Le contrôle de la garde à vue

Autre coup de théâtre avant même l'ouverture des débats dans l'hémicycle: le contrôle de la garde à vue devrait rester une prérogative du parquet. A la mi-décembre, la commission des lois avait créé la surprise en votant à une courte majorité le transfert du contrôle de la garde à vue au juge des libertés et de la détention ou au président du tribunal de grande Instance, en lieu et place du procureur de la République. Une idée qui avait fortement irrité les syndicats de policiers, lesquels prédisaient un "fiasco sécuritaire" avec des remises en liberté systématiques. Le gouvernement a fait savoir qu'il s'opposerait à cet amendement en séance plénière et qu'il souhaitait maintenir les procureurs dans cette tâche.

Baisser le nombre de garde à vue et renforcer les droits de la Défense

Si ces deux points très polémiques semblent donc désormais en partie tranchés, les débats devraient restés tendus lors de l'examen des quelque deux cents amendements qui seront portés à la discussion. A droite comme à gauche, certains jugent que le texte ne va pas assez loin, d'autres estiment qu'on va déposséder la police d'un pouvoir important face à la délinquance et au banditisme. Les députés auront jusqu'au 26 janvier pour débattre de cette réforme, enclenchée à la suite de plusieurs décisions émanant de la Cour européenne des droits de l'Homme, du Conseil constitutionnel et de la Cour de cassation. L'objectif affiché est double : ramener le nombre de garde à vue de 800.000 à 500.000, et renforcer la présence de l'avocat lors de cet acte d'enquête vertement critiqué depuis plusieurs mois. Une date butoir a déjà été fixée pour la mise en oeuvre du nouveau système : le 1er juillet 2011.

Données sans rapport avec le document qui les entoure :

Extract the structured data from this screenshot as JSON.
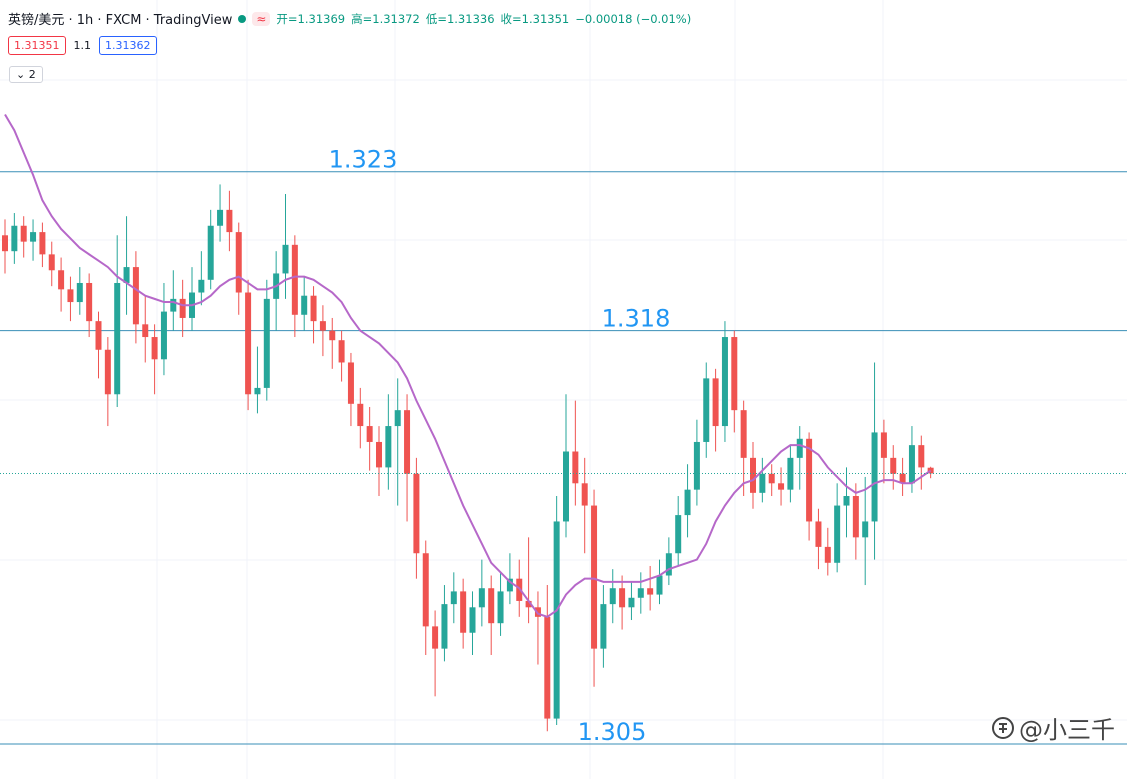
{
  "header": {
    "symbol": "英镑/美元 · 1h · FXCM · TradingView",
    "badge": "≈",
    "ohlc": [
      "开=1.31369",
      "高=1.31372",
      "低=1.31336",
      "收=1.31351",
      "−0.00018 (−0.01%)"
    ],
    "bid": "1.31351",
    "spread": "1.1",
    "ask": "1.31362",
    "collapse": "2",
    "watermark": "@小三千"
  },
  "chart_data": {
    "type": "candlestick",
    "ylim": [
      1.3039,
      1.3284
    ],
    "up_color": "#26a69a",
    "down_color": "#ef5350",
    "open": [
      1.321,
      1.3205,
      1.3213,
      1.3208,
      1.3211,
      1.3204,
      1.3199,
      1.3193,
      1.3189,
      1.3195,
      1.3183,
      1.3174,
      1.316,
      1.3195,
      1.32,
      1.3182,
      1.3178,
      1.3171,
      1.3186,
      1.319,
      1.3184,
      1.3192,
      1.3196,
      1.3213,
      1.3218,
      1.3211,
      1.3192,
      1.316,
      1.3162,
      1.319,
      1.3198,
      1.3207,
      1.3185,
      1.3191,
      1.3183,
      1.318,
      1.3177,
      1.317,
      1.3157,
      1.315,
      1.3145,
      1.3137,
      1.315,
      1.3155,
      1.3135,
      1.311,
      1.3087,
      1.308,
      1.3094,
      1.3098,
      1.3085,
      1.3093,
      1.3099,
      1.3088,
      1.3098,
      1.3102,
      1.3095,
      1.3093,
      1.309,
      1.3058,
      1.312,
      1.3142,
      1.3132,
      1.3125,
      1.308,
      1.3094,
      1.3099,
      1.3093,
      1.3096,
      1.3099,
      1.3097,
      1.3103,
      1.311,
      1.3122,
      1.313,
      1.3145,
      1.3165,
      1.315,
      1.3178,
      1.3155,
      1.314,
      1.3129,
      1.3135,
      1.3132,
      1.313,
      1.314,
      1.3146,
      1.312,
      1.3112,
      1.3107,
      1.3125,
      1.3128,
      1.3115,
      1.312,
      1.3148,
      1.314,
      1.3135,
      1.3132,
      1.3144,
      1.31369
    ],
    "high": [
      1.3215,
      1.3217,
      1.3216,
      1.3215,
      1.3214,
      1.3208,
      1.3203,
      1.3197,
      1.32,
      1.3198,
      1.3186,
      1.3178,
      1.321,
      1.3216,
      1.3205,
      1.3191,
      1.3182,
      1.3195,
      1.3199,
      1.3196,
      1.32,
      1.3205,
      1.3218,
      1.3226,
      1.3224,
      1.3214,
      1.3196,
      1.3175,
      1.3196,
      1.3205,
      1.3223,
      1.321,
      1.3197,
      1.3194,
      1.3188,
      1.3184,
      1.318,
      1.3173,
      1.3162,
      1.3156,
      1.315,
      1.316,
      1.3165,
      1.316,
      1.314,
      1.3114,
      1.3092,
      1.31,
      1.3104,
      1.3102,
      1.3098,
      1.3108,
      1.3103,
      1.3104,
      1.311,
      1.3108,
      1.3115,
      1.3098,
      1.31,
      1.3128,
      1.316,
      1.3158,
      1.314,
      1.313,
      1.31,
      1.3105,
      1.3103,
      1.3101,
      1.3104,
      1.3106,
      1.3108,
      1.3115,
      1.3128,
      1.3138,
      1.3152,
      1.317,
      1.3168,
      1.3183,
      1.318,
      1.3158,
      1.3145,
      1.314,
      1.3138,
      1.3137,
      1.3144,
      1.315,
      1.3148,
      1.3124,
      1.3118,
      1.3132,
      1.3137,
      1.3132,
      1.3134,
      1.317,
      1.3152,
      1.3144,
      1.314,
      1.315,
      1.3147,
      1.31372
    ],
    "low": [
      1.3198,
      1.3201,
      1.3203,
      1.3202,
      1.32,
      1.3194,
      1.3186,
      1.3183,
      1.3185,
      1.3178,
      1.3165,
      1.315,
      1.3156,
      1.3185,
      1.3176,
      1.317,
      1.316,
      1.3166,
      1.318,
      1.3178,
      1.318,
      1.3188,
      1.3193,
      1.3208,
      1.3205,
      1.3185,
      1.3155,
      1.3154,
      1.3158,
      1.318,
      1.319,
      1.3178,
      1.318,
      1.3176,
      1.3172,
      1.3168,
      1.3164,
      1.315,
      1.3143,
      1.3136,
      1.3128,
      1.313,
      1.3125,
      1.312,
      1.3102,
      1.3078,
      1.3065,
      1.3076,
      1.3088,
      1.308,
      1.3078,
      1.3087,
      1.3078,
      1.3084,
      1.3094,
      1.309,
      1.3088,
      1.3075,
      1.3054,
      1.3056,
      1.3115,
      1.3125,
      1.311,
      1.3068,
      1.3074,
      1.3088,
      1.3086,
      1.3089,
      1.3091,
      1.3092,
      1.3094,
      1.31,
      1.3106,
      1.3115,
      1.3125,
      1.314,
      1.3142,
      1.3145,
      1.3148,
      1.3128,
      1.3124,
      1.3126,
      1.3128,
      1.3125,
      1.3126,
      1.313,
      1.3114,
      1.3105,
      1.3103,
      1.3104,
      1.3115,
      1.3108,
      1.31,
      1.3108,
      1.3132,
      1.313,
      1.3128,
      1.3129,
      1.313,
      1.31336
    ],
    "close": [
      1.3205,
      1.3213,
      1.3208,
      1.3211,
      1.3204,
      1.3199,
      1.3193,
      1.3189,
      1.3195,
      1.3183,
      1.3174,
      1.316,
      1.3195,
      1.32,
      1.3182,
      1.3178,
      1.3171,
      1.3186,
      1.319,
      1.3184,
      1.3192,
      1.3196,
      1.3213,
      1.3218,
      1.3211,
      1.3192,
      1.316,
      1.3162,
      1.319,
      1.3198,
      1.3207,
      1.3185,
      1.3191,
      1.3183,
      1.318,
      1.3177,
      1.317,
      1.3157,
      1.315,
      1.3145,
      1.3137,
      1.315,
      1.3155,
      1.3135,
      1.311,
      1.3087,
      1.308,
      1.3094,
      1.3098,
      1.3085,
      1.3093,
      1.3099,
      1.3088,
      1.3098,
      1.3102,
      1.3095,
      1.3093,
      1.309,
      1.3058,
      1.312,
      1.3142,
      1.3132,
      1.3125,
      1.308,
      1.3094,
      1.3099,
      1.3093,
      1.3096,
      1.3099,
      1.3097,
      1.3103,
      1.311,
      1.3122,
      1.313,
      1.3145,
      1.3165,
      1.315,
      1.3178,
      1.3155,
      1.314,
      1.3129,
      1.3135,
      1.3132,
      1.313,
      1.314,
      1.3146,
      1.312,
      1.3112,
      1.3107,
      1.3125,
      1.3128,
      1.3115,
      1.312,
      1.3148,
      1.314,
      1.3135,
      1.3132,
      1.3144,
      1.3137,
      1.31351
    ],
    "ma": {
      "color": "#b668c9",
      "values": [
        1.3248,
        1.3243,
        1.3236,
        1.3229,
        1.3221,
        1.3216,
        1.3212,
        1.3209,
        1.3206,
        1.3204,
        1.3202,
        1.32,
        1.3197,
        1.3195,
        1.3193,
        1.3191,
        1.319,
        1.3189,
        1.3189,
        1.3188,
        1.3188,
        1.3189,
        1.3191,
        1.3194,
        1.3196,
        1.3197,
        1.3195,
        1.3193,
        1.3193,
        1.3194,
        1.3196,
        1.3197,
        1.3197,
        1.3196,
        1.3194,
        1.3192,
        1.3189,
        1.3184,
        1.318,
        1.3178,
        1.3176,
        1.3173,
        1.317,
        1.3165,
        1.3158,
        1.3152,
        1.3146,
        1.3139,
        1.3132,
        1.3125,
        1.3119,
        1.3113,
        1.3107,
        1.3104,
        1.3101,
        1.3099,
        1.3095,
        1.3091,
        1.309,
        1.3092,
        1.3097,
        1.31,
        1.3102,
        1.3102,
        1.3101,
        1.3101,
        1.3101,
        1.3101,
        1.3101,
        1.3102,
        1.3103,
        1.3105,
        1.3106,
        1.3107,
        1.3108,
        1.3113,
        1.312,
        1.3125,
        1.3129,
        1.3132,
        1.3133,
        1.3136,
        1.3139,
        1.3142,
        1.3144,
        1.3144,
        1.3143,
        1.3141,
        1.3137,
        1.3134,
        1.3131,
        1.3129,
        1.313,
        1.3132,
        1.3133,
        1.3133,
        1.3132,
        1.3132,
        1.3134,
        1.3136
      ]
    },
    "levels": [
      {
        "value": 1.323,
        "label": "1.323"
      },
      {
        "value": 1.318,
        "label": "1.318"
      },
      {
        "value": 1.305,
        "label": "1.305"
      }
    ],
    "level_color": "#3a8fb7",
    "level_label_color": "#2196f3",
    "last_color": "#26a69a"
  }
}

Les principaux points du projet de réforme de la garde à vue

-Présence de l'avocat : il aura deux heures pour se présenter sur les lieux de la garde à vue. Il pourra présenter des observations écrites et poser des questions à la fin de chaque audition ou de chaque confrontation (contre jusqu'à présent une demi-heure de visite autorisée au début). Il pourra consulter les procès-verbaux (PV) d'audition et de confrontation. En contre partie, la victime aura elle aussi droit à un avocat, lors des confrontations, si le gardé à vue dispose d'un avocat.
 
-Le procureur peut reporter l'arrivée de l'avocat et faire débuter l'audition avant le délai de deux heures, ou reporter l'arrivée de douze heures "lorsque qu'il y a des raisons impérieuses tenant aux circonstances  particulières de l'enquête" ou "pour permettre le bon déroulement d'investigations urgentes" ou pour "prévenir une atteinte imminente aux personnes". Dans le cas d'un crime ou délit puni d'une peine égale ou supérieure à cinq ans, la présence de l'avocat peut être différée jusqu'à la 24e heure par décision du JLD. Ces reports sont aussi possibles pour les régimes dérogatoires (terrorisme, criminalité organisée, stupéfiants).
 
-Le contrôle de la garde à vue change de main :  la garde à vue "s'exécute sous le contrôle du juge des libertés et de la  détention" (JLD) ou "à défaut" du président du Tribunal de grande instance (TGI) ou de son délégué, et non plus du procureur de la République. Proposition finalement annulée quelques heures avant la présentation du texte à l'Assemblée.
  
-Droits du gardé à vue renforcés : il devra décliner ses nom, prénom, date et lieu de naissance, domicile ou résidence, mais pour le reste il lui sera notifier son droit au silence. Il aura la possibilité de contacter un proche et son employeur. Il pourra garder ses objets intimes (sous-vêtements, lunettes...) en contrepartie de la signature d'une décharge.

-Ivresse : une personne en état d'ivresse peut être placée sous la responsabilité  d'un tiers de confiance lorsqu'il n'est pas nécessaire de procéder à son  audition.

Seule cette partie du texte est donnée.